MATERIALS AND METHODS
Institutional ethics committee approved the study and 177 consenting patients satisfying the inclusion criteria were enrolled. History, demographic, clinical, biochemical, echocardiographic and ECG findings were recorded in semi structured questionnaire. Plasma sodium levels were estimated during admission. Parameters of outcome were death, heart failure, reinfarction, stroke, and arrhythmia which were followed up clinically and by echocardiogram. Data analysis was done by SPSS®. Tests of significance and bivariate logistic regression analysis were done to find out relationship between hyponatraemia and mortality and also the factors which are strongly correlated for the development of hyponatraemia.
RESULTS
Mean age of the study participants was 52.8 years and was predominantly composed of males. Statistically significant mortality was noticed in hyponatraemia (23.3%) when compared with participants with normal sodium levels (12.1%) (OR-2.2; 95% CI 1 - 4.9). Diabetes was more common in hyponatraemia (68.6%) and 49.5% were diabetic among participants with normal sodium levels (OR-2.2; 95% CI 1.2 -4.1).
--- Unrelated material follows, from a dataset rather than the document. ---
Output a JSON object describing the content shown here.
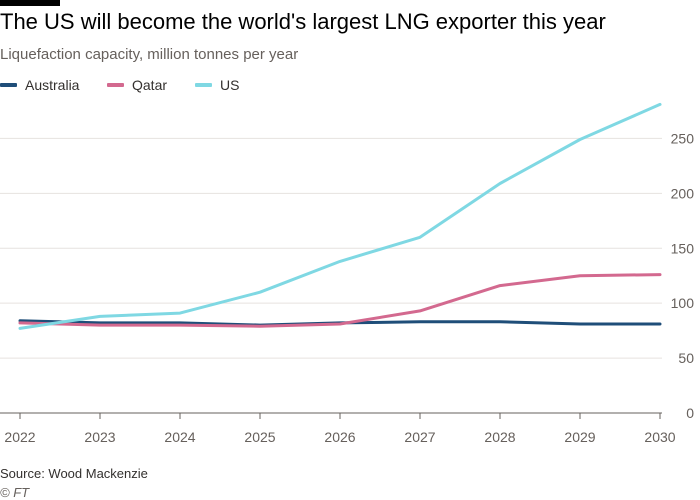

Hypertension was more common in hyponatraemia (60.5%) and 22% were hypertensive among participants with normal sodium levels (OR-5.4; 95% CI 2.8 -10.5). Heart failure was more common among participants with hyponatraemia when compared to those with normal sodium levels (39.5% versus 23%) (OR-2.2; 95% CI 1.1 - 4.2). Ejection fraction <45% was more common in participants with hyponatraemia (53.5%) and in participants without hyponatraemia (15.4%) (OR-6.4; 95% CI 3.1-12.9). Of the 54 participants who had anterior wall myocardial infarction, 41.9% had hyponatraemia on admission and 19.8% having normal sodium levels (OR-2.9; 95% CI 1.5-5.7).
CONCLUSION
The presence of hyponatraemia during admission for acute myocardial infarction is a strong predictor of mortality and heart failure after 60 days of follow up. hyponatraemia is strongly correlated with male sex, diabetes mellitus, hypertension, anterior myocardial infarction.